A. The SPMHA Executive has debated this topic almost every single year.  The number one complaint we hear from parents surrounds the evaluation process, use pf parent-evaluators and perceived bias against certain players.  There are several reasons independent evaluators are not used:

    • The cost.  First and foremost, the cost for SPMHA to hire a panel of independent evaluators has been estimated several times over the years and it is not just a few bucks that could be absorbed easily by a small fee increase.  Either the players would end up receiving a single evaluation session with a modest increase in registration fees, or the players would receive a sufficient number of evaluation sessions with an increase of approximately $100-250 per player.
    • A single evaluation session may not provide a sufficient picture of a player.  More evaluations (more data points) cost more money.  If a kid had a single bad day, they would not have an opportunity to recover that.  SPMHA takes pride in providing multiple evaluation sessions so players have several opportunities to prove their skill level.

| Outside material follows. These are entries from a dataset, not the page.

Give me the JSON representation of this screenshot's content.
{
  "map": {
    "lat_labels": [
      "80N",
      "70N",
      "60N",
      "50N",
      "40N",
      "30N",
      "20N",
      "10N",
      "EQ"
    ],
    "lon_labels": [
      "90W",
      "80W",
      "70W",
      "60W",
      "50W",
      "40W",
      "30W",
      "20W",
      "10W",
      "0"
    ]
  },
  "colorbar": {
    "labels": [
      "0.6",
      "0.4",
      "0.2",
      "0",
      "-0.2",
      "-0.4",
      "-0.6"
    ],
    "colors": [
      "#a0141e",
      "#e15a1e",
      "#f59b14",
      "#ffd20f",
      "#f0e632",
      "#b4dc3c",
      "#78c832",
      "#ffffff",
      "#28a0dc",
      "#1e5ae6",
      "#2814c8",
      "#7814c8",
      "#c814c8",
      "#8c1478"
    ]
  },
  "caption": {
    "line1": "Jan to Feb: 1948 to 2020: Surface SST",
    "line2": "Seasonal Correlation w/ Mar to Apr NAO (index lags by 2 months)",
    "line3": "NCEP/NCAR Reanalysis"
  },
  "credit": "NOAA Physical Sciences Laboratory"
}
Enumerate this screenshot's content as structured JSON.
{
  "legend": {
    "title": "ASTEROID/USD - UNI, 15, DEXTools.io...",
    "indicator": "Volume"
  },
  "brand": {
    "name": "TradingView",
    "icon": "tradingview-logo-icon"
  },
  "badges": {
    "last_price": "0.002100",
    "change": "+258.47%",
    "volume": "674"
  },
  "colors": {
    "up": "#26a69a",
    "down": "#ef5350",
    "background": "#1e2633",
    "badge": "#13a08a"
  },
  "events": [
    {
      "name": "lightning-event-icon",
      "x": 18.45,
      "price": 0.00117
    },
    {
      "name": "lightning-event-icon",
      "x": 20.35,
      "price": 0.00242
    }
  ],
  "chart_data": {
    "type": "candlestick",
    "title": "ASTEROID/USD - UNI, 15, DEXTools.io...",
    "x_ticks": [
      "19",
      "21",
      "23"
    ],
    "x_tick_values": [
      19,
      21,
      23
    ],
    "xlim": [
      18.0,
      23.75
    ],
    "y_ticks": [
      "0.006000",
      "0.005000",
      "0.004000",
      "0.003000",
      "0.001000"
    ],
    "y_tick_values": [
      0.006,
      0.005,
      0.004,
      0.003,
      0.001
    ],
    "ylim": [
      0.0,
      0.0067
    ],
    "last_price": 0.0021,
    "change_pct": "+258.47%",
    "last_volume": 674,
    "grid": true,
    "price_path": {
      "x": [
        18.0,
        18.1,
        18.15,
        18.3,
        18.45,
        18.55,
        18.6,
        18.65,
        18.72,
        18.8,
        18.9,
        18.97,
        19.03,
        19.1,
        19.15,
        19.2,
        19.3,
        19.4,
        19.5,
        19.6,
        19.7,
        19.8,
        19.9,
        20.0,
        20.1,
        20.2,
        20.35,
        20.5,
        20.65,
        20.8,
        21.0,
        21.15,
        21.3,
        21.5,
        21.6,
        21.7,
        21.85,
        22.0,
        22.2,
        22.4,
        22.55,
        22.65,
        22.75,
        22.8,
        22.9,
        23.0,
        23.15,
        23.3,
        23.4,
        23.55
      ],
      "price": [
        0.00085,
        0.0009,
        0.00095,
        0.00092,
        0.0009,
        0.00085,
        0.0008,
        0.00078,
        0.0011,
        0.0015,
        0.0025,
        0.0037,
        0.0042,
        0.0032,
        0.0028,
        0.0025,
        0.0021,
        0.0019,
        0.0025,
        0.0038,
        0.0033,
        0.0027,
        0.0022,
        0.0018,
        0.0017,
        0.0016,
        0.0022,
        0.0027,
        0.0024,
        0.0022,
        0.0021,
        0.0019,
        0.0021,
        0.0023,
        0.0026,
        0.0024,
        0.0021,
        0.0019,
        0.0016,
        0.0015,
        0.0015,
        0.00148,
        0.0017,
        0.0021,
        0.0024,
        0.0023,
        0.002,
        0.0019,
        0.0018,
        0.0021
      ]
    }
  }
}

    • In speaking with other associations who utilize independent evaluators, many parents report still being unhappy with there their child ultimately places.  This could be for a number of reasons such as a player having a bad day or being ill/injured during the evaluation sessions.  This does not result in a good return on investment for parents in increased fees.  Other Associations who have used independent evaluators have reported that their top players end up being poached by non-sanctioned leagues (that do not fall under the Hockey Alberta/Hockey Canada membership).  This talent drain is obviously bad for the Association and something SPMHA has consciously tried to avoid.